2007-09-25Zeitschriftenartikel DOI: 10.1186/1746-6148-3-22
Relevance of the regional lymph node in scrapie pathogenesis after peripheral infection of hamsters
Background: The exact role of the lymphoreticular system in the spread of peripheral prion infections to the central nervous system still needs further elucidation. Against this background, the influence of the regional lymph node (Ln. popliteus) on the pathogenesis of scrapie was monitored in a hamster model of prion infection via the footpad. Methods: Surgical lymphadenectomy was carried out at different time points after infection, or prior to inoculation, in order to elucidate the impact of the lymph node on lethal neuroinvasion.

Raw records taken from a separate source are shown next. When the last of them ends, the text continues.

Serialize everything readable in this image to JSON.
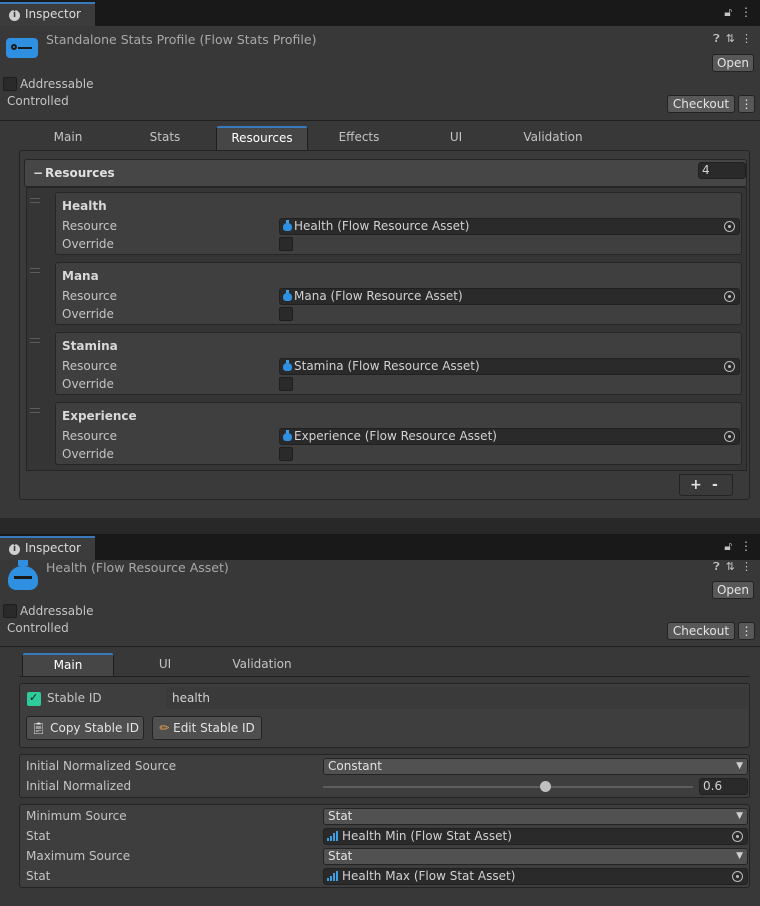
{
  "inspector1": {
    "tab_label": "Inspector",
    "title": "Standalone Stats Profile (Flow Stats Profile)",
    "open_label": "Open",
    "addressable_label": "Addressable",
    "controlled_label": "Controlled",
    "checkout_label": "Checkout",
    "more_label": "⋮",
    "tabs": [
      "Main",
      "Stats",
      "Resources",
      "Effects",
      "UI",
      "Validation"
    ],
    "active_tab": "Resources",
    "resources_header": "Resources",
    "resources_collapse": "−",
    "resources_count": "4",
    "resource_field_label": "Resource",
    "override_label": "Override",
    "resources": [
      {
        "name": "Health",
        "asset": "Health (Flow Resource Asset)"
      },
      {
        "name": "Mana",
        "asset": "Mana (Flow Resource Asset)"
      },
      {
        "name": "Stamina",
        "asset": "Stamina (Flow Resource Asset)"
      },
      {
        "name": "Experience",
        "asset": "Experience (Flow Resource Asset)"
      }
    ],
    "add_label": "+",
    "remove_label": "-"
  },
  "inspector2": {
    "tab_label": "Inspector",
    "title": "Health (Flow Resource Asset)",
    "open_label": "Open",
    "addressable_label": "Addressable",
    "controlled_label": "Controlled",
    "checkout_label": "Checkout",
    "more_label": "⋮",
    "tabs": [
      "Main",
      "UI",
      "Validation"
    ],
    "active_tab": "Main",
    "stable_id_label": "Stable ID",
    "stable_id_value": "health",
    "copy_stable_id_label": "Copy Stable ID",
    "edit_stable_id_label": "Edit Stable ID",
    "initial_normalized_source_label": "Initial Normalized Source",
    "initial_normalized_source_value": "Constant",
    "initial_normalized_label": "Initial Normalized",
    "initial_normalized_value": "0.6",
    "minimum_source_label": "Minimum Source",
    "minimum_source_value": "Stat",
    "stat_label": "Stat",
    "minimum_stat_value": "Health Min (Flow Stat Asset)",
    "maximum_source_label": "Maximum Source",
    "maximum_source_value": "Stat",
    "maximum_stat_value": "Health Max (Flow Stat Asset)"
  },
  "colors": {
    "accent": "#3a79bb",
    "asset_icon": "#2f8fe0",
    "checkbox_checked": "#2dcc9a"
  }
}
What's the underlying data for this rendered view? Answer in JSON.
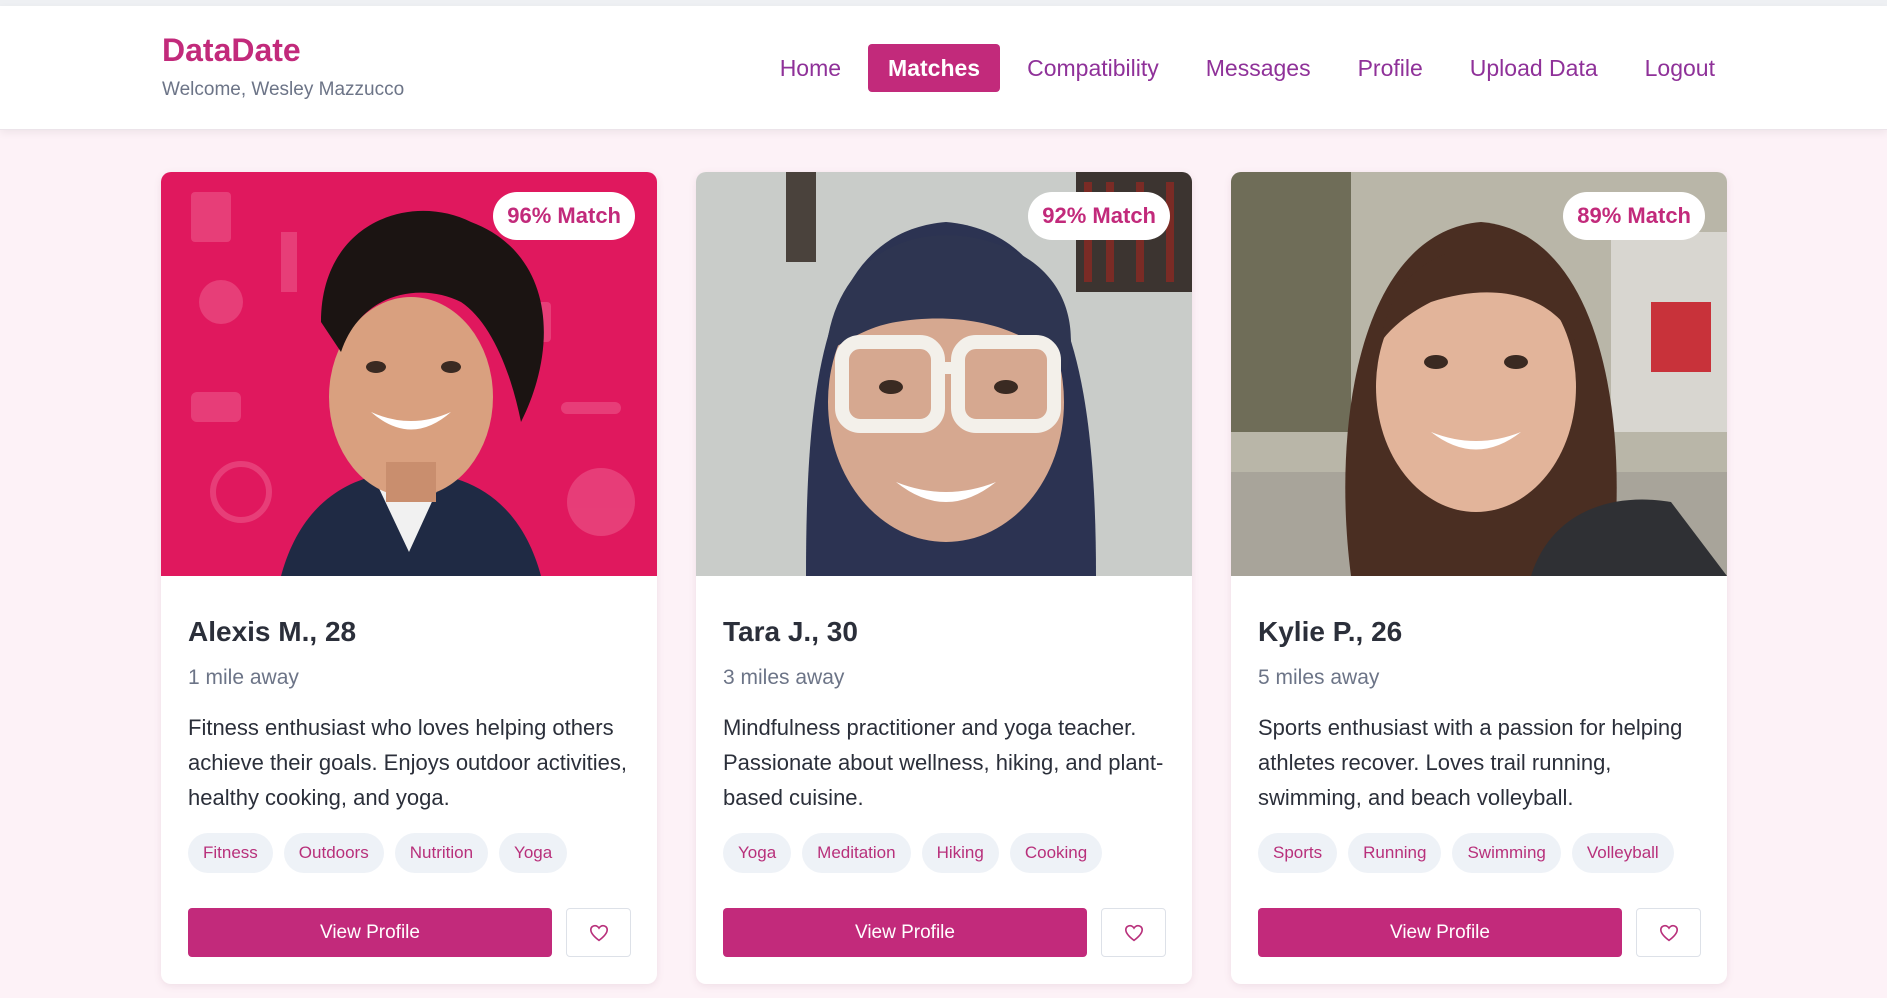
{
  "app": {
    "name": "DataDate",
    "welcome": "Welcome, Wesley Mazzucco"
  },
  "nav": {
    "items": [
      {
        "label": "Home",
        "active": false
      },
      {
        "label": "Matches",
        "active": true
      },
      {
        "label": "Compatibility",
        "active": false
      },
      {
        "label": "Messages",
        "active": false
      },
      {
        "label": "Profile",
        "active": false
      },
      {
        "label": "Upload Data",
        "active": false
      },
      {
        "label": "Logout",
        "active": false
      }
    ]
  },
  "colors": {
    "brand": "#c22a7b",
    "nav_text": "#8f3199",
    "page_bg": "#fdf2f7",
    "tag_bg": "#eef2f7"
  },
  "matches": [
    {
      "match": "96% Match",
      "name": "Alexis M., 28",
      "distance": "1 mile away",
      "bio": "Fitness enthusiast who loves helping others achieve their goals. Enjoys outdoor activities, healthy cooking, and yoga.",
      "tags": [
        "Fitness",
        "Outdoors",
        "Nutrition",
        "Yoga"
      ],
      "view_label": "View Profile",
      "fav_icon": "heart-icon"
    },
    {
      "match": "92% Match",
      "name": "Tara J., 30",
      "distance": "3 miles away",
      "bio": "Mindfulness practitioner and yoga teacher. Passionate about wellness, hiking, and plant-based cuisine.",
      "tags": [
        "Yoga",
        "Meditation",
        "Hiking",
        "Cooking"
      ],
      "view_label": "View Profile",
      "fav_icon": "heart-icon"
    },
    {
      "match": "89% Match",
      "name": "Kylie P., 26",
      "distance": "5 miles away",
      "bio": "Sports enthusiast with a passion for helping athletes recover. Loves trail running, swimming, and beach volleyball.",
      "tags": [
        "Sports",
        "Running",
        "Swimming",
        "Volleyball"
      ],
      "view_label": "View Profile",
      "fav_icon": "heart-icon"
    }
  ]
}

Results: The Ln. popliteus did not show an influence on pathogenesis when a high dose of infectivity was administered. However, it was found to modulate the interval of time until the development of terminal scrapie in a subset of animals lymphadenectomized after low-dose infection. In additon, lymphadenectomy performed four weeks before inoculation prevented cerebral PrPTSE deposition and development of disease during the period of observation (314 days) in the majority of hamsters challenged with a very low dose of scrapie agent. Conclusion: Our findings suggest the regional lymph node as a potentially facilitating or even essential factor for invasion of the brain after peripheral challenge with low doses of infectious scrapie agent. The invasive in vivo approach pursued in this study may be applied also to other animal species for further elucidating the involvement of lymphoid tissue in the pathogenesis of experimental and natural TSEs.